Firewall Rules - country and hostname

bart2 · February 15, 2021, 12:48am

I’m having two problems with Cloudflare’s firewall (possibly one with two examples instead).

I’m setting up firewall rule: JS challenge all traffic except country: UK. Behaviur: many UK customers gets the JS challenge.
Block all hosts except “www.domain.com” “domain.com” and “m.domain.com”. Behaviour: looks like all visitors get blocked. I had a bunch of people blocked within 2 minutes. They all seemed to be using either “www.domain.com” or “domain.com”.

Am I missing something? Is it possible that some visitors have both “hostname” and “country” values empty?
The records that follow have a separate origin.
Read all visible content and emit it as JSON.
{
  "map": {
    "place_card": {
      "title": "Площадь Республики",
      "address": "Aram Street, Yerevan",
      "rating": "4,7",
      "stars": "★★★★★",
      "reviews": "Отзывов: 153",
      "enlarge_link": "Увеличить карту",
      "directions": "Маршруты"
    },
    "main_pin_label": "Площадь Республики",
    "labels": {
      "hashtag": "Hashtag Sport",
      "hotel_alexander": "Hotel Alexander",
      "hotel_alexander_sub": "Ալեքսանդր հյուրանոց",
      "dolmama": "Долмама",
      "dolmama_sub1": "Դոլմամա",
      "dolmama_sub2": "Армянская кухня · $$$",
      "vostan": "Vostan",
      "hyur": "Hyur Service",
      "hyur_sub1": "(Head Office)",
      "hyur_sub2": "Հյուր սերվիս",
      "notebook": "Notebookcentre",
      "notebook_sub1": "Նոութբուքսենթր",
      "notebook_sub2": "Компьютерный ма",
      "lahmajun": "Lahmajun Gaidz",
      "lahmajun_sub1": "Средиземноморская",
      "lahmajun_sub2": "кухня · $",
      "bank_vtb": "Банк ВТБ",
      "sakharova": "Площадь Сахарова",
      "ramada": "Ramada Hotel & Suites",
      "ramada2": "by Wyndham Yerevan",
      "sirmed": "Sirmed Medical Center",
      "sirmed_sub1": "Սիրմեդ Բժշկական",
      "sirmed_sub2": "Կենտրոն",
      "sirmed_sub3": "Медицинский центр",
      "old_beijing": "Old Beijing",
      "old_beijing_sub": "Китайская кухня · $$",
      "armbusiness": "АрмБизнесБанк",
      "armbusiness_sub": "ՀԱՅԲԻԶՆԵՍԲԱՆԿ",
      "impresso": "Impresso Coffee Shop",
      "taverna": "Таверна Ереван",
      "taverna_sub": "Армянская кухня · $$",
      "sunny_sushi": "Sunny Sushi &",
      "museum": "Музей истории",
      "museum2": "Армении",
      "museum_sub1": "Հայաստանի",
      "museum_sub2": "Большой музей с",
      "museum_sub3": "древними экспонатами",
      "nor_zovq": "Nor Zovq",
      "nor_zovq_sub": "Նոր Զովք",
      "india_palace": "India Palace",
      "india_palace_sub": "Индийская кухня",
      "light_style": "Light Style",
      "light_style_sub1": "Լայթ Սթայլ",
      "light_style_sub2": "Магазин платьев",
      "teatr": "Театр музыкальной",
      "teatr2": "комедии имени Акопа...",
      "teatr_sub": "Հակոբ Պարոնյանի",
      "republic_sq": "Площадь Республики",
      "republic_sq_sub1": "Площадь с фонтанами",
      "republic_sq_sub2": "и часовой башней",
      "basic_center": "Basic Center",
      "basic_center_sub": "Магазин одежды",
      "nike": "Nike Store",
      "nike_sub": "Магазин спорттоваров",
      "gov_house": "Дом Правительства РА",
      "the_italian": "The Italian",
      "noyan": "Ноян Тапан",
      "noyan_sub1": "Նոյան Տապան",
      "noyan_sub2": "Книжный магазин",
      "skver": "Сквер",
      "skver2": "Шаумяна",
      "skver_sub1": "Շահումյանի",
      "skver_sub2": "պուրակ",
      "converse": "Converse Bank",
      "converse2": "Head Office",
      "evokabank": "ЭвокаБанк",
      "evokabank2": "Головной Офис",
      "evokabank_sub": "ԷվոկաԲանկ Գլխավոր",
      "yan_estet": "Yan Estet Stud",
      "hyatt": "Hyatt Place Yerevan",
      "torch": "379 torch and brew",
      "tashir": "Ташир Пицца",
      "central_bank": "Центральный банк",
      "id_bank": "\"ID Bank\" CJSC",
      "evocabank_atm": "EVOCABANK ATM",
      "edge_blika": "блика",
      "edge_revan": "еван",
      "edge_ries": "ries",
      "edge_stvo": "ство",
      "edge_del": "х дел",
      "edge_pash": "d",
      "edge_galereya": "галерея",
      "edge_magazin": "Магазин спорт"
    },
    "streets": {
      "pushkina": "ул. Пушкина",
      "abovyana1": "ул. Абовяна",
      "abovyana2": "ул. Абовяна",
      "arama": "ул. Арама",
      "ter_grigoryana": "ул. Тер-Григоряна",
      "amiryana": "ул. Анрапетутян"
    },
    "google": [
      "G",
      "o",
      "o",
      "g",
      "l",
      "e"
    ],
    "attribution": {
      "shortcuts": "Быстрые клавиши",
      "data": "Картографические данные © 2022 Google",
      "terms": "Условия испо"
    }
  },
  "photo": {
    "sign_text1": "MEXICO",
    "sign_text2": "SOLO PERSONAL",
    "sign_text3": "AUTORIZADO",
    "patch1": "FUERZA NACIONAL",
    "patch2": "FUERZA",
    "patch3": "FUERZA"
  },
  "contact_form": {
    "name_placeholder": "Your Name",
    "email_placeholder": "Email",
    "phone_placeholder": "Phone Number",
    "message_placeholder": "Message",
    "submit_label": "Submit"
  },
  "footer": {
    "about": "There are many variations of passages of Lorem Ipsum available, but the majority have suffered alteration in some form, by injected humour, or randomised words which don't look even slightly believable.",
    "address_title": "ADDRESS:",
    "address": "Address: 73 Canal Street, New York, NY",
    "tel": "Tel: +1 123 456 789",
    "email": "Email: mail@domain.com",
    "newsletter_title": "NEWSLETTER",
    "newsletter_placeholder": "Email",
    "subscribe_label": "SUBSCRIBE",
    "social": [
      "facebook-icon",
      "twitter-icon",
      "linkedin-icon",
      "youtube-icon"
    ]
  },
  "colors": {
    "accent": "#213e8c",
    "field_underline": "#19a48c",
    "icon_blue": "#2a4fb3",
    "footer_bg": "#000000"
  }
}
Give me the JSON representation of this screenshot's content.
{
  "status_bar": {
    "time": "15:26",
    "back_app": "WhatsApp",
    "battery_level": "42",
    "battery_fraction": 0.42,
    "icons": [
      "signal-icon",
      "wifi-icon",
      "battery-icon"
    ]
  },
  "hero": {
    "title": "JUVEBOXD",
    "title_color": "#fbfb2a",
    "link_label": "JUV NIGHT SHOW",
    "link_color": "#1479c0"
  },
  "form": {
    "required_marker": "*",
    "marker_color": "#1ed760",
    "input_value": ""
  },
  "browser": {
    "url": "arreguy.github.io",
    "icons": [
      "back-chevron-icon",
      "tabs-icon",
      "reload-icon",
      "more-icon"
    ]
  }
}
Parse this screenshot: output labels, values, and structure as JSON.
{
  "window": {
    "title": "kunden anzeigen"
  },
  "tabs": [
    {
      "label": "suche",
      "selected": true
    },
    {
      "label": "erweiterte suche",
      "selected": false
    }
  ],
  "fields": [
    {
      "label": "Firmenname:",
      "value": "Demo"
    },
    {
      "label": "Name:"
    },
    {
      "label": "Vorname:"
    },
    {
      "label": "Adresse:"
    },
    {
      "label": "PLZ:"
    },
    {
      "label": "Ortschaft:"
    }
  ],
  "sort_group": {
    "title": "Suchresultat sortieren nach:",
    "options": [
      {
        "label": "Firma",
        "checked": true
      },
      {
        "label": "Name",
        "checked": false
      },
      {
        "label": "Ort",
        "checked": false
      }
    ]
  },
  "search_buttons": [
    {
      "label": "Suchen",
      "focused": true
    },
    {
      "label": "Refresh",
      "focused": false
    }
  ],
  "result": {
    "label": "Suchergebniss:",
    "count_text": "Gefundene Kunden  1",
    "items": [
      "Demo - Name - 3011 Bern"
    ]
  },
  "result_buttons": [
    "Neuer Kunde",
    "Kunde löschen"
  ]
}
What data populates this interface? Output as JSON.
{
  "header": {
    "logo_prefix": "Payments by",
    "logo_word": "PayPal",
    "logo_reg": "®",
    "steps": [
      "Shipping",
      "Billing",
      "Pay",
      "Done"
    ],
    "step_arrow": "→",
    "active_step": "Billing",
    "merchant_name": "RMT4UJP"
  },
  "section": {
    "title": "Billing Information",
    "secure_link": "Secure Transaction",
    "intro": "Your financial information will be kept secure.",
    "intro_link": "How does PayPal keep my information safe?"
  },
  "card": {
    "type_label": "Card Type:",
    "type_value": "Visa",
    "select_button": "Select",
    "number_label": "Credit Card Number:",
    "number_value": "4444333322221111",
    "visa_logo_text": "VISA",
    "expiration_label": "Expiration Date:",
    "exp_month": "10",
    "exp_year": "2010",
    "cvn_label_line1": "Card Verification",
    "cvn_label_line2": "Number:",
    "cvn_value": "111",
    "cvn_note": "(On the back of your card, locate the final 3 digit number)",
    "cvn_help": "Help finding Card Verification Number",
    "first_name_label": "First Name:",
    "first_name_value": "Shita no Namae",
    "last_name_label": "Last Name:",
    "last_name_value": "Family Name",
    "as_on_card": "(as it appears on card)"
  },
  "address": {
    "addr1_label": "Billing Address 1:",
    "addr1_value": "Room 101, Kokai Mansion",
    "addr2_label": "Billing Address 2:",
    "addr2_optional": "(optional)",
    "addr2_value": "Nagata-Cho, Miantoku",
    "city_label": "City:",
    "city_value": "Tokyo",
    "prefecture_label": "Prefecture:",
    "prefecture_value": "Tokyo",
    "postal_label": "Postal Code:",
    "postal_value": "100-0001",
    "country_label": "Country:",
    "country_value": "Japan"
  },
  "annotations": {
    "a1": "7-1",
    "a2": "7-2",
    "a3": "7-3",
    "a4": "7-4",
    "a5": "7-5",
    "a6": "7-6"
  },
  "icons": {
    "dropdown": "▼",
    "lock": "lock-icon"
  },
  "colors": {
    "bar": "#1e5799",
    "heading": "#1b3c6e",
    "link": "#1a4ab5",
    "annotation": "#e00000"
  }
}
That would explain cloudflare’s behaviour.

Thanks in advance.

sdayman · February 14, 2021, 9:15pm

If you need more assistance, please post a screenshot of your actual firewall rules, or the raw Expression Preview text.

bart2 · February 14, 2021, 9:42pm

Good point, everything looks good to me though.

Here’s what I see from the 2nd example (blocking by hostname).

Rule:
(http.host ne "domain.co.uk") or (http.host ne "www.domain.co.uk") or (http.host ne "m.domin.co.uk")

Here’s the screenshot of the event:

EDIT: “Host” value was just “domain.co.uk”

bart2 · February 14, 2021, 9:46pm

He’s the real MVP then.

michael · February 15, 2021, 12:47am

The logic here is wrong. The firewall rule will match any hostname, and the block will apply. Replace “or” with “and” and it should work.

bart2 · February 15, 2021, 12:47am

That’s it, thanks!

system · February 16, 2021, 12:47am

This topic was automatically closed 24 hours after the last reply. New replies are no longer allowed.